Читаем Тот самый яр... полностью

— Можно и по два, — увеличил запрос Васька, одёргивая на себе мятый камуфляж, — дело-то опасное… вдруг сам с грузом за мертвецом нырнёшь.

— Тебе ли о технике безопасности говорить, — перебил организатор необычной артели, — самоловы ставишь — перетяги с грузом, как орешки, из дюральки мечешь.

— То искусство особое — рыбацкое…

— Не хочешь — в сторону.

— Сразу в сторону… торопыга какой…

Считая вопрос о вознаграждении законченным, чиновник городского масштаба сообщил:

— На помощь несколько катеров связи подойдут с таким же заданием.

— Заданьице больно щекотливое, — не унимался хмельной Васька. — Какие тут в яру враги народа?! Наше общее быдло… раскулаченные, краснолампасники из казаков…

— Всё, философ! — озлился партиец. — От выполнения важного задания отстранён.

— Он прав!..

— Наш брат — народ униженный…

— Кощунство — топить земляков после первой несправедливой кары…

Галдёж нарастал. Плевались. Размахивали руками.
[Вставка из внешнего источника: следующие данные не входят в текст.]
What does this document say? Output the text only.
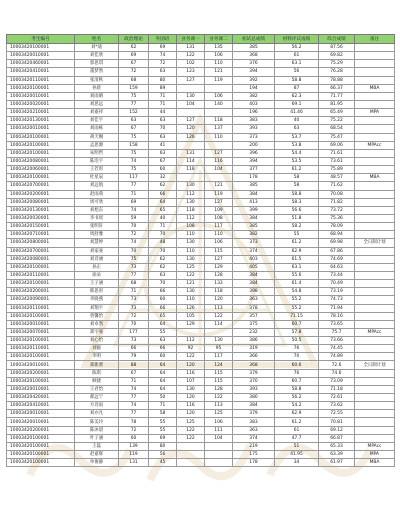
考生编号	姓名	政治理论	外国语	业务课一	业务课二	初试总成绩	材料评议成绩	综合成绩	备注
10003420100001	刘*迪	62	69	131	135	385	56.2	87.56	
10003420010001	刘佳欣	69	74	122	106	368	61	69.82	
10003420460001	郭思琪	67	72	102	110	376	63.1	75.29	
10003420410001	董梦然	72	63	123	121	394	56	76.28	
10003420110001	张清秋	68	80	127	119	392	58.8	78.88	
10003420100001	孙晨	159	89			194	87	66.37	MBA
10003420010001	刘雨晴	75	71	130	106	382	62.3	71.77	
10003420020001	刘思远	77	71	104	140	403	69.1	81.95	
10003420210001	刘嘉祥	152	44			196	41.46	65.49	MPA
10003420130001	刘佳宇	63	63	127	118	383	40	75.22	
10003420010001	刘雨栋	67	70	120	137	393	63	68.54	
10003420100001	胡天赐	75	63	126	110	373	53.7	75.47	
10003420100001	孟思源	158	41			200	53.8	69.06	MPAcc
10003420100001	朱明哲	75	63	131	127	396	54.4	71.61	
10003420080001	陈浩宇	74	67	114	116	394	53.5	73.61	
10003420060001	王若彤	75	60	118	104	377	61.2	75.89	
10003420100001	杜星辰	117	32			178	58	48.57	MBA
10003420700001	刘远航	77	62	130	121	385	58	71.62	
10003420200001	赵雨萌	71	66	112	119	384	58.8	70.08	
10003420080001	周可欣	69	64	130	127	413	58.3	71.82	
10003420130001	刘旭东	74	65	118	109	399	56.6	73.72	
10003420030001	李书瑶	59	40	112	108	384	51.8	75.36	
10003420150001	张明轩	70	71	108	117	385	58.2	78.09	
10003420710001	周舒雅	72	70	110	110	382	55	68.94	
10003420800001	刘慧婷	74	48	130	106	373	61.2	69.98	全日制计划
10003420700001	刘家豪	70	70	110	115	374	62.9	67.86	
10003420080001	刘诗涵	75	62	130	127	403	61.5	74.69	
10003420100001	孙正	73	62	125	129	405	63.1	64.63	
10003420110001	徐朵	77	63	122	128	384	55.6	73.44	
10003420100001	王子涵	68	70	121	133	384	61.4	70.49	
10003420200001	韩思彤	71	66	130	118	398	54.8	73.19	
10003420090001	李晓燕	73	60	110	120	363	55.2	74.73	
10003420110001	刘翔宇	73	66	126	113	378	55.2	71.94	
10003420100001	曾馨怡	72	65	105	122	357	71.15	78.16	
10003420010001	刘卓然	70	64	129	114	375	60.7	73.65	
10003420070001	郑宇豪	177	55			232	57.8	75.7	MPAcc
10003420100001	刘心怡	73	63	112	130	386	50.5	73.66	
10003420110001	刘毅	66	66	92	95	319	76	74.45	
10003420100001	李明	79	60	122	117	366	70	74.89	
10003420010001	郑新蕾	88	64	120	124	368	60.6	72.6	全日制计划
10003420200001	陈琪	67	64	116	115	379	76	74.6	
10003420100001	顾捷	71	64	107	115	370	60.7	73.09	
10003420010001	王君怡	74	64	130	128	393	58.8	71.18	
10003420420001	郝远宁	77	50	120	122	380	56.2	72.61	
10003420410001	方诗雨	74	71	116	113	384	54.2	73.62	
10003420010001	刘亦凡	77	58	120	125	379	62.9	72.55	
10003420010001	陈美玲	78	55	125	106	383	61.2	70.81	
10003420200001	陈沐晨	72	55	122	111	363	61	69.12	
10003420100001	叶子涵	60	69	122	104	374	47.7	66.87	
10003420100001	王磊	139	80			219	51	65.33	MPAcc
10003420100001	赵嘉辉	119	56			175	41.95	63.39	MPA
10003420100001	单俊静	131	45			178	34	61.97	MBA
Общее возмущение грозило перейти в полный отказ.

Срыв партийного задания мог обернуться для розовощекого малого строгим выговором.

— Мужики! Верьте на слово — ваши враги лежат сейчас под яром. Не расстреляй их в конце тридцатых годов, может быть, и вас на белом свете не было. Шла великая драчка за страну, за свободу народа…

— Хватит агитки разводить! — резко оборвал словесную нудистику неуёмный Губошлёп. — Последнее слово артельной братвы: по два ящика водки за почти военную операцию…

— По полтора ящика!

— Торг неуместен… По два! И чтоб «особая московская» была. Заданьице-то из столицы поступило… крепкое, почти стоградусное…

— Хорошо, — сдался руковод артели, — по два, так по два.

— Расписку пиши… партийное слово хлипкое…

— Ох, Васька, Васька! Рано тебя по досрочному пункту из тюрьмы выпустили.

— Ничего не рано. В самый раз. Иначе меня в этой ватаге не было бы.

Получив письменное подтверждение о двух ящиках «особой московской», Губошлёп крикнул:

— По моторам!

— Погоди, лётчик! Вон трактор бежит. В каждую лодку по багру, по мотку проволоки…

— Всё предусмотрело начальство! — похвалил химик прораба затопления трупов. — А фронтовые сто грамм будут перед операцией?

— После окилограммишься…

Обь внимательно прислушивалась к болтовне, но ничегошеньки не понимала…

Обновлённые воды медлили, не торопились пустить серую глыбину грунта с трупами в свободное плавание. Обь ждала от людей божественных действий, проявляла глубокое сочувствие к горушке обнажённых костей.

В отдалении от яра металась старушка в серой жакетке, причитала:

— Там… под яром мой муж Каллистрат… по носкам шерстяным узнала… люди добрые, помогите извлечь… он в кладбищенском покое нуждается… носки-то не сопрели… вязала — по верху пустила восемь рядочков крашеной шерсти…

— Нюра, перестань убиваться, — успокаивали земляки.

Подвыпивший верзила громко отсморкался в кулак:

— Чего реветь?! Столько лет носки мужика в земле грели…

— …Тянуло меня ко кромочке яра, — не услышав кощунственных слов, продолжала голосить сибирячка, — подползла на коленках, глянула — обмерла… глядит на меня Каллистратушка пустыми глазами… узнаёт…

— Рехнулась баба!..

Извлекут — похоронишь по-людски…

— …Печником работал, — вела воспоминания Нюра, — отказался бесплатно очаг рыжему комендатурщику мастерить…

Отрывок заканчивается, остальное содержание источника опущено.